LLM4CraSolver

Exploring Large Language Models in Resolving Crash Bugs: Localizing and Repairing

Benchmark

We focus on crash bugs in the Java programs given their high prevalence. To construct our benchmark, we first select high-quality SO threads from the Stack Overflow data, as well as create a comprehensive list of common Java exception types.
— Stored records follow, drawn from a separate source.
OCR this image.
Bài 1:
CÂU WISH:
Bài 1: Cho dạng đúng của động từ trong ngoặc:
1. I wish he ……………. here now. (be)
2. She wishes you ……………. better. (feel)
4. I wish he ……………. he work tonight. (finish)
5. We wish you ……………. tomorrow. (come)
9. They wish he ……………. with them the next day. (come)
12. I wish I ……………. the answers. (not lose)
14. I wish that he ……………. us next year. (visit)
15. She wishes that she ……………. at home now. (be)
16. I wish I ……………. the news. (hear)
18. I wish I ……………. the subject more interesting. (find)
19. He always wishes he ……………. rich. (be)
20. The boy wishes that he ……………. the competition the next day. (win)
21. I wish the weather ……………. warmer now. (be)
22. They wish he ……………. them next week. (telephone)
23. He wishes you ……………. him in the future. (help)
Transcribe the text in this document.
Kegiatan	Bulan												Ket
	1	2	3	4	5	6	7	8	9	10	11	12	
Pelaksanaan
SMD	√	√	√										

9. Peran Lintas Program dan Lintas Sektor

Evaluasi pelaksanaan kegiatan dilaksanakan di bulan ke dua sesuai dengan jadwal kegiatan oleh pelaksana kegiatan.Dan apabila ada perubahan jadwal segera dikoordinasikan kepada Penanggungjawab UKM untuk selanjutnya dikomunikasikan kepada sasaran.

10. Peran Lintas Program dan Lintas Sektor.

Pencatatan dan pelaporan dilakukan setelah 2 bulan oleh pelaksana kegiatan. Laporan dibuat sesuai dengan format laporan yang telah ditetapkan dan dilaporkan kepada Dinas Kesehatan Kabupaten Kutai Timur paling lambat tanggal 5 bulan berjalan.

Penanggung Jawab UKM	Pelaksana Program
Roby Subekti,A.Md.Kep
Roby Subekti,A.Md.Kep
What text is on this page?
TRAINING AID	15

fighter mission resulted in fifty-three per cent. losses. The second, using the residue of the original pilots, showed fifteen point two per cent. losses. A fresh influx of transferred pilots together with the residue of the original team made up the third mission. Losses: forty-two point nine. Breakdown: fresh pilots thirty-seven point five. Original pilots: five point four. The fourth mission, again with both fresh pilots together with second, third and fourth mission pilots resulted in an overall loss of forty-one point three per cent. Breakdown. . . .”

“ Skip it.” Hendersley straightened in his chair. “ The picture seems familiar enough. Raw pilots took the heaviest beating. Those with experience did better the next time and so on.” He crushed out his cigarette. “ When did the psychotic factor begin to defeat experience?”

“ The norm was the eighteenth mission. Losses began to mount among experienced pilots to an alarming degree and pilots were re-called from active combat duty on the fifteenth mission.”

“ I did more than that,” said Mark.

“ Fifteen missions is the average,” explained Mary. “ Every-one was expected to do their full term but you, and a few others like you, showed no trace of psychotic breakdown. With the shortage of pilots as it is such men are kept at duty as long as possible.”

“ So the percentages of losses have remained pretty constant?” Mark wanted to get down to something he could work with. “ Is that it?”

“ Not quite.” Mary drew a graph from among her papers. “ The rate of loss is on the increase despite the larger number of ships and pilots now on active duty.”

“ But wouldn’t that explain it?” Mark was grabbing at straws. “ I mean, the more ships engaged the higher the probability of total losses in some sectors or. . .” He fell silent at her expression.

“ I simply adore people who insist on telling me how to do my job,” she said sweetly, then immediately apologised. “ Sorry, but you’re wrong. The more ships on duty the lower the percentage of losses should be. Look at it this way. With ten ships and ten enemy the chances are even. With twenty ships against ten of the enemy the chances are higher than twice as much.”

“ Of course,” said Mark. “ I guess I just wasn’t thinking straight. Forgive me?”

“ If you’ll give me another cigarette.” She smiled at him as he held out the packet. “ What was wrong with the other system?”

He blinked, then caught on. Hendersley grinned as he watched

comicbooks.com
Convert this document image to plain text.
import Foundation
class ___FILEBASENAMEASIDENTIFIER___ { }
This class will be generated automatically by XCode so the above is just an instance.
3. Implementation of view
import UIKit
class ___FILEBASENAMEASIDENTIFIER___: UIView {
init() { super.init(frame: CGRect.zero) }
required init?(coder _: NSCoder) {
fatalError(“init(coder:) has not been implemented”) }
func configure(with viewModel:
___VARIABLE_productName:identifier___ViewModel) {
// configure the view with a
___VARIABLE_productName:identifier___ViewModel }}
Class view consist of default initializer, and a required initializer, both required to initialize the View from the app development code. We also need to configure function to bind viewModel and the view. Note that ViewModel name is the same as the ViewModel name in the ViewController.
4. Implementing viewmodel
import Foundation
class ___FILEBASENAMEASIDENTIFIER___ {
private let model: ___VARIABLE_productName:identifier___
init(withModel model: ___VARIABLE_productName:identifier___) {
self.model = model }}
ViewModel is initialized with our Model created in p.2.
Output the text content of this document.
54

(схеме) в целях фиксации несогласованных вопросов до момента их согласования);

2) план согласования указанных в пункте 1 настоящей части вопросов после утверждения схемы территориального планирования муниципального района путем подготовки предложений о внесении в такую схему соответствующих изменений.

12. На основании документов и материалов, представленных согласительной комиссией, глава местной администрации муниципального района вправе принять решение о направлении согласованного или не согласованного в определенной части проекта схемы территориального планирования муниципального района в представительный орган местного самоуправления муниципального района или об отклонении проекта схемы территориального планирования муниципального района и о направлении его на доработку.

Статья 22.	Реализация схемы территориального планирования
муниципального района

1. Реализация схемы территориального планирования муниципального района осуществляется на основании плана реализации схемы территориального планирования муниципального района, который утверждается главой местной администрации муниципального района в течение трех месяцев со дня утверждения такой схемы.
Furthermore, we sample 100 threads from the 67,248 threads collected as our RQ1 benchmark.

SO threads, 67248 SO threads related to java crash bugs.

Java exceptions types, the 737 common Java exceptions we parse from Java libraries from Maven Central.

100 crash bugs benchmark, the 100 SO threads we sample from the 67248 SO threads including 50 code-related crash bugs and 50 environment-related crash bugs.

41 crash bugs benchmark, To validate the effectiveness of our proposed approach, we create a new benchmark consisting of 41 crash bugs (including 11 code-related crash bugs and 30 environment-related crash bugs) that could not be successfully repaired in RQ1 when provided full crash description.

42 crash bugs benchmark,To build this multilingual dataset, we invited the same two participants from Section 5.2 to follow the data collection procedures described in Section 2.1. We collected a total of 42 environment-related crash bugs spanning Java, C/C++, and Python for further generalization evaluation (with 13 cases for java, 20 for Python, and 9 for C/C++). To further assess the effectiveness of LLMs on previously unseen data, all 42 crash bugs were sourced fromStack Overflow posts published after 2024.

Result

RQ1 (Basic Prompt Effectiveness): To what extent can ChatGPT, utilizing basic prompts with varying levels of contextual information, accurately localize and repair both code-related and environment-related crash bugs?

rq1_result, the experimental results of RQ1 on the 100 crash bugs benchmark.

RQ2 (Enhancing Resolution with Advanced Prompts): In what ways do advanced prompts enhance ChatGPT’s ability to resolve crash bugs more effectively?

The experimental result of RQ2 are listed in the paper.

RQ3 (Evaluation of IntDiagSolver): How effectively does IntDiagSolver perform in resolving crash bugs?

RQ4 (Generalizability of IntDiagSolver):How well does IntDiagSolver generalize to differentscenarios?

rq4_a_result, the experimental results of Generalizability across LLMs on the 41 crash bugs benchmark.

rq4_b_result, the experimental results of Generalizability across Programming Languages on the 42 crash bugs benchmark.